Схожую семантику имеет один из лозунгов эпохи в фельетоне «Самоцветный быт» (1923 г.): «Мы вам не Рур», — было написано на плакате.

— Российское управление Романовых, — прочитала моя знакомая дама и прибавила: — Это остроумно. Хотя, вообще говоря, я не люблю большевистского остроумия» (II, 319). Каламбур героини строится на отождествлении географического названия с аббревиатурой. Автор обыгрывает типичный стиль лозунга, в котором экспрессивный компонент явно преобладает над информационным. В миниатюре это становится источником анекдотизма и дает возможность выявить одну из очевидных особенностей официальной речи — апелляцию к сфере эмоций человека, а не рационального постижения явлений действительности. Аббревиатуры и лозунги предстают в рассказах и фельетонах Булгакова в качестве средства массового гипноза, манипулирования массовым сознанием. Семантическое тождество функции аббревиатуры в художественной прозе и фельетоне объясняется ориентированностью на сатиру фельетонов и рассказов писателя.

В очерках сатирическое звучание аббревиатур значительно приглушено. В очерке «Москва краснокаменная» (1922 г.) они включены в общую панораму города: «Несется трамвай среди говора, гомона, гудков. В Центр.
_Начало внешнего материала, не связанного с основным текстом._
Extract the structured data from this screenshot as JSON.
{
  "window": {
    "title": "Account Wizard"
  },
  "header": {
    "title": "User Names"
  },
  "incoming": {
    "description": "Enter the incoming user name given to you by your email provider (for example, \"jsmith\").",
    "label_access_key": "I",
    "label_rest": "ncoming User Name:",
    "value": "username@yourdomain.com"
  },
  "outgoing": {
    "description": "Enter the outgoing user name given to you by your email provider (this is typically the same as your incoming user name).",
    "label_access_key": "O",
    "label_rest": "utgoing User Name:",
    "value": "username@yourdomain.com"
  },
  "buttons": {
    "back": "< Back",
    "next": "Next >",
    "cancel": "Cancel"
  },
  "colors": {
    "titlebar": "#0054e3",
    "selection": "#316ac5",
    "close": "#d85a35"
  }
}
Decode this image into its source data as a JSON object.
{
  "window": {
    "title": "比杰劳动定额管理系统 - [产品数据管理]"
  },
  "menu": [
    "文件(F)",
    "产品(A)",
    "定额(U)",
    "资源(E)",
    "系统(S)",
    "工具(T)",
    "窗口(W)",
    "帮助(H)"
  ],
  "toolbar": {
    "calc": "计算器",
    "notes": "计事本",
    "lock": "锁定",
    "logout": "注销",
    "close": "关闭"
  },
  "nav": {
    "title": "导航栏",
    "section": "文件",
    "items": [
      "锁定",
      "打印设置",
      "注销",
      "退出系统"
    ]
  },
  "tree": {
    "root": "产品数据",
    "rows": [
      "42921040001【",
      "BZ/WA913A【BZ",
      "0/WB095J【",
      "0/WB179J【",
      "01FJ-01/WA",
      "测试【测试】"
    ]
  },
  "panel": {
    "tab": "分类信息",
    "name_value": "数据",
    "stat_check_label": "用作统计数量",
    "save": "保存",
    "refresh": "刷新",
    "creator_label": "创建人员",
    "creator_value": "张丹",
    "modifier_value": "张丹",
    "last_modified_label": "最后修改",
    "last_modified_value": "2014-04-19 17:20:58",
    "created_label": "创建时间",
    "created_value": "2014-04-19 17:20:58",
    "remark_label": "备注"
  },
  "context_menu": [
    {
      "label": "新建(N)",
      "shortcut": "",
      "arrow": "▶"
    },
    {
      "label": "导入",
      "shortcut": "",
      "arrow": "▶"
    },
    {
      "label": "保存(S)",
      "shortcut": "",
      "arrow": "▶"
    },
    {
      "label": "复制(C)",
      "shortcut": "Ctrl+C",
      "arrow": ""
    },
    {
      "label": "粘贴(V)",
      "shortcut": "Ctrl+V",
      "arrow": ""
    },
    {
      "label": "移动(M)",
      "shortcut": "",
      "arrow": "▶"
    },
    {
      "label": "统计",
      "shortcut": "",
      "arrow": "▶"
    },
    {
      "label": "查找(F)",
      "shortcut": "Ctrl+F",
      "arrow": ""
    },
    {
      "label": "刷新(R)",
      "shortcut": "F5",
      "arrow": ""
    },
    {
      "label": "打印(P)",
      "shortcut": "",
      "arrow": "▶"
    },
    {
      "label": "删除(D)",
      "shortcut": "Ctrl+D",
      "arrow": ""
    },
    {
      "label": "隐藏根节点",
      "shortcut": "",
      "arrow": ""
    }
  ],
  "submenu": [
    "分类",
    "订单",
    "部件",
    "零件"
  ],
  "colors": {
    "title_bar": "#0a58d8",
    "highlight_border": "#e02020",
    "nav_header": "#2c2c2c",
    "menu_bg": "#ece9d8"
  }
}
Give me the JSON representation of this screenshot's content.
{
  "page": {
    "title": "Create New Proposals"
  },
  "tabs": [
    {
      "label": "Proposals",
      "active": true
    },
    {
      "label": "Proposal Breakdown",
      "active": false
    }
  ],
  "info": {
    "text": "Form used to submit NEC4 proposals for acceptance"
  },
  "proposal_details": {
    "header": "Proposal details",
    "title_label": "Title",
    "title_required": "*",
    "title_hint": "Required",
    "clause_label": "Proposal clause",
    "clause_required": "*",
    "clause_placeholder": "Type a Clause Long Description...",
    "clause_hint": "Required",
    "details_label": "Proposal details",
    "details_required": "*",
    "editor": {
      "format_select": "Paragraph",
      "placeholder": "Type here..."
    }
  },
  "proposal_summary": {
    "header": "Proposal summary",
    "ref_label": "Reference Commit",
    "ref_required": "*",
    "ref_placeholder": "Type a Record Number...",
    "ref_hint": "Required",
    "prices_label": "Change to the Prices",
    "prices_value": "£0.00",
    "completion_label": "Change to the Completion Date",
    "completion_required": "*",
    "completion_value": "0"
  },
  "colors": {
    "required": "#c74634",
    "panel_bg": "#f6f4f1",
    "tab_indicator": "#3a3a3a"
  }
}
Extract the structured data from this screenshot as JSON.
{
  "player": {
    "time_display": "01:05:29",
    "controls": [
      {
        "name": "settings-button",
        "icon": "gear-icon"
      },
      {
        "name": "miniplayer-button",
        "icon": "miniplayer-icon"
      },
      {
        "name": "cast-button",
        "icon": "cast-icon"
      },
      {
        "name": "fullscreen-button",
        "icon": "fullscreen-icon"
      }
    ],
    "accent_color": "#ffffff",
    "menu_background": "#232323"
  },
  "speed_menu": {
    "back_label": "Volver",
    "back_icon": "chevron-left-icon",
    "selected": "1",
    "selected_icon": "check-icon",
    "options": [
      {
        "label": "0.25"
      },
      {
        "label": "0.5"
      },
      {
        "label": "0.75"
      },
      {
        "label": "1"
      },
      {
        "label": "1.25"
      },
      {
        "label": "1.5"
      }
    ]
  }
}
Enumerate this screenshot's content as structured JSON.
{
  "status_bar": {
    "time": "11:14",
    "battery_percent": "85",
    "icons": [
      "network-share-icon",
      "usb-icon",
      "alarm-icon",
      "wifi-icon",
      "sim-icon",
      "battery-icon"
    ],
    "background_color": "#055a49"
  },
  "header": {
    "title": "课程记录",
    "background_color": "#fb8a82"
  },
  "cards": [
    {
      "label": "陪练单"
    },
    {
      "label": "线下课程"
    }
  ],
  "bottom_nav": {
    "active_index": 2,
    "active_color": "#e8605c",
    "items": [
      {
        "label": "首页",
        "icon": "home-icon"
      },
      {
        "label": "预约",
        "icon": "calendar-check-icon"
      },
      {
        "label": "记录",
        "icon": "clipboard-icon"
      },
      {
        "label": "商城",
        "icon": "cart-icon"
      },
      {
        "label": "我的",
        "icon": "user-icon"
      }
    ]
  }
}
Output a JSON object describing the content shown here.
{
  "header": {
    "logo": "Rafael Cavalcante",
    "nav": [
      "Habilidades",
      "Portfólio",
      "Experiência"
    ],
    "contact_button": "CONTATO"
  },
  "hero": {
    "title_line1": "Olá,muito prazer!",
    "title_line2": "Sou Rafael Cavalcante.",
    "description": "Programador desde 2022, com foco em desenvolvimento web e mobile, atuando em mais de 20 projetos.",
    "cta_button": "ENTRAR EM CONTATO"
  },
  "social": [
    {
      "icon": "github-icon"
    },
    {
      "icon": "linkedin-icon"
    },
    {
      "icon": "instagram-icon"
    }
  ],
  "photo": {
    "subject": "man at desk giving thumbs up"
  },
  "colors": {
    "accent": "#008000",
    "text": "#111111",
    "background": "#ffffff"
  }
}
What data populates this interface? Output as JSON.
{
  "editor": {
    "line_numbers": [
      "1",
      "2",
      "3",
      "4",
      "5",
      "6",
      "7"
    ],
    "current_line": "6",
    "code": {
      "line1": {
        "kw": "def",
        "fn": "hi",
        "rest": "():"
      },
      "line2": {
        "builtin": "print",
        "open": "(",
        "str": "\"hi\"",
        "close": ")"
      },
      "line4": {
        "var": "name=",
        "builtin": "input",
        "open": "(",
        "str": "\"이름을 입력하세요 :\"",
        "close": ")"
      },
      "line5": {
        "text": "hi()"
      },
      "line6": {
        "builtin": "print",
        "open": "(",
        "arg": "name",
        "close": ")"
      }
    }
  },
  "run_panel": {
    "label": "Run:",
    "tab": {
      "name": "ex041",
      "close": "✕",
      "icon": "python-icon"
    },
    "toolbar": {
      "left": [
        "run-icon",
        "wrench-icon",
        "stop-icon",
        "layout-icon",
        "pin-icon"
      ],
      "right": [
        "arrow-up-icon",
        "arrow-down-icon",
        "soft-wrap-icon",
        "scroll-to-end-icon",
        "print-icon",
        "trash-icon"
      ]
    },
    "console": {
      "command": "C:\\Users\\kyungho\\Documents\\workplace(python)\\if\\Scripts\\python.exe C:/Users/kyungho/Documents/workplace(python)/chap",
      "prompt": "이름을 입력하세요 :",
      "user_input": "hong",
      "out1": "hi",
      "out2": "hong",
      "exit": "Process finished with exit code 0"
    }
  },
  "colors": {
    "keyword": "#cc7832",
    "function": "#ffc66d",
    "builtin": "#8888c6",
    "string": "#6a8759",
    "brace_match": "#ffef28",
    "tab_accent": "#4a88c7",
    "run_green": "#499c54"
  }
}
Летит мимо Московской улицы. Вывеска на вывеске. В аршин. В сажень. Свежая краска бьет в глаза. И чего-чего на них нет. Все есть, кроме твердых знаков и ятей. Цупвоз. Цустран. Моссельпром. Отгадывание мыслей. Мосдревотдел. Виноторг. Старо-Рыковский трактир. Воскрес трактир, но твердый знак потерял. Трактир «Спорт». Театр трудящихся. Правильно. Кто трудится, тому надо отдохнуть в театре. Производство «сандаль». Вероятно, сандалий. Обувь дамская, детская, «мальчиковая». Врывсельпромгвиу. Униторг, Мосторг и Главлесторг. Центробумтрест» (II, 228). В «пестрое месиво слов» (там же) автор поместил фразу из циркового лексикона: «отгадывание мыслей» и упоминание обязательных на ярмарке сооружений — трактиров и народного театра. Картина города уподоблена праздничной площади, аббревиатуры маркируют пространство веселья.

Изображение «красного праздника» (II, 229) занимает в композиции центральное место. Как подлинный праздник, он охватывает все мироздание, включая небо: «...Ночью спец, укладываясь, Неизвестному Богу молится:

— Ну что тебе стоит? Пошли назавтра ливень. С градом. <...>

И мечтает:

— Вот выйдут, плакатики вынесут, а сверху как ахнет...

И дождик идет, и порядочный. <...> А наутро на небе ни пылинки!

И баба бабе у ворот говорит:

— На небе-то, видно, за большевиков стоят...

— Видно, так, милая...» (II, 229).

Отшумев, праздник гаснет, а «ночью транспаранты горят. Звезды» (там же). Сопоставление огней транспарантов и звезд подтверждает впечатление всеобщности праздника. Ироничный смысл метафоры «праздник жизни», столь явно обозначенный в рассказе «День нашей жизни», в очерке совершенно отсутствует. Финальная картина уснувшей Москвы выдержана в той же мажорной тональности: «...И опять засыпает Москва. На огненных часах три. В тишине по всей Москве каждую четверть часа разносится таинственный нежный перезвон со старой башни, у подножия которой, не угасая всю ночь, горит лампа и стоит бессонный часовой. Каждую четверть часа несется с кремлевских стен перезвон. И спит перед новым буднем улица в невиданном, неслыханном красноторговом Китай-городе» (II, 229—230). Как это чаще всего бывает в прозе Булгакова, карнавальная образность и христианская дополняют друг друга. «Таинственный нежный перезвон» несется не с колокольни храма, а с кремлевских стен, горящая у подножия башни лампа (о семантике этого образа неоднократно говорилось выше) рождает ассоциации с лампадой. Фольклорно-мифологическая лексика «таинственный», «невиданный», «неслыханный» передает ощущение не мистически-зловещей, а чудесно-волшебной картины города.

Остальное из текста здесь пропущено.